Mal für und mal gegen Castro

Gegner und Anhänger des kubanischen Staatschefs wollen heute auf die Straße gehen. Solidaritätsinitiativen fragen sich, wer die hiesigen Castro-Kritiker sein sollen

Wenn man die Berliner Protestkultur zum Gradmesser nimmt, könnte die Karibikinsel Kuba in der nächsten Zeit stärker in den Brennpunkt des weltpolitischen Interesses rücken. Am Dienstag wollen sowohl Anhänger als auch Gegner von Staatschef Fidel Castro vor der kubanischen Vertretung in Prenzlauer Berg Flagge zeigen.

Während linke Solidaritätsinitiativen, darunter das Netzwerk Cuba und die PDS-nahe Cuba Sí, von 9 bis 14 Uhr eine Kundgebung vor dem kubanischen Konsulat angemeldet haben, wollen die Castro-Gegner ab 10 Uhr vor dem kubanischen Konsulat aufmarschieren. Die beiden Einrichtungen sind Teil eines Häuserkomplexes und nur einen Straßenzug voneinander entfernt. Doch einen Zusammenstoß der verfeindeten Gruppen wird nicht befürchtet. „Wir suchen die Konfrontation jedenfalls nicht“, betont ein Sprecher von Cuba Sí. Eine starke Mobilisierung der Solidaritätsszene hält er während eines Arbeitstages nicht für wahrscheinlich.

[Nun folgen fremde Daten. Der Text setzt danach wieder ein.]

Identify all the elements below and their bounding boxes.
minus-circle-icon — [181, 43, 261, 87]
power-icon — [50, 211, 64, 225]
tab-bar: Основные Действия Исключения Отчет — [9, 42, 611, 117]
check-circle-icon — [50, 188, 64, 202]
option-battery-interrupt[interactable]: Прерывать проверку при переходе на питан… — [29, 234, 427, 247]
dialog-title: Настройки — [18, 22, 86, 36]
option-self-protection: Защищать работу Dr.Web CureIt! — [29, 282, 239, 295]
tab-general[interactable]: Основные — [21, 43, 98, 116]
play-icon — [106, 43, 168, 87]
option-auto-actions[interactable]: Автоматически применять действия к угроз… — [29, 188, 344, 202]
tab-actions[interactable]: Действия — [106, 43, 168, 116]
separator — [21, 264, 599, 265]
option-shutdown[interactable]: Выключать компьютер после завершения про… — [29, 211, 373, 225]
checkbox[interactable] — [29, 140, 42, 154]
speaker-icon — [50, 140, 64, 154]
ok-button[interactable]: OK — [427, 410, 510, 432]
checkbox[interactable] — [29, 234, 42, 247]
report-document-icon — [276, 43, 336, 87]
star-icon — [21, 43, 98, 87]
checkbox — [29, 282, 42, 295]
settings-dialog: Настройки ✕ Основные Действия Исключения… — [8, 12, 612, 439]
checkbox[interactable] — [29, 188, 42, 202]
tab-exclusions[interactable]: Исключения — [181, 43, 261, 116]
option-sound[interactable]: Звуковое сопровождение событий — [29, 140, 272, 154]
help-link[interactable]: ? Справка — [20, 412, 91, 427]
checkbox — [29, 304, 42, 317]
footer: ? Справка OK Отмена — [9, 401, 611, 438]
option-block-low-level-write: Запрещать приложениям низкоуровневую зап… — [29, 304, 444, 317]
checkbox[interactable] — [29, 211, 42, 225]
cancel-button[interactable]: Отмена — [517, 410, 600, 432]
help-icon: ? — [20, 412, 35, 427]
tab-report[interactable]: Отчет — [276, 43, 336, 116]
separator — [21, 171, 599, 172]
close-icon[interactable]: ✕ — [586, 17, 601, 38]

Dass die jüngsten Verurteilung von Dissidenten und die Todesurteile gegen drei Schiffsentführer die Solidarisierung behinderten, kann er für Berlin nicht bestätigen.

Völlig unklar ist auch die Mobilisierungsfähigkeit der Castro-Gegner. „Es gibt in Berlin keinen Ansprechpartner. Als Verantwortlicher wird ein Mann mit New Yorker Adresse genannt“, erklärt ein in Berlin lebender Kubaner. Bei Cuba Sí wird darauf verwiesen, dass es in den letzten Wochen in mehreren europäischen Hauptstädten, wie Paris und Madrid, ähnliche Demonstrationen gegeben hat. Während dort allerdings seit Jahren eine Castro-gegnerische Strömung in der kubanischen Gemeinde existierte, war von solchen Aktivitäten in Berlin bisher nichts bekannt.

Viel mehr Sorgen macht den Solidaritätsgruppen die Kubapolitik der US-Regierung. Schließlich hat George Bush weitere Verschärfungen gegenüber Kuba angekündigt. Selbst eine Invasion wird bei Cuba Sí mit Verweis auf Statements von Bush-Beratern nicht mehr ausgeschlossen. „Die Bedrohung für das sozialistische Cuba war noch nie so groß wie heute“, heißt es im Aufruf.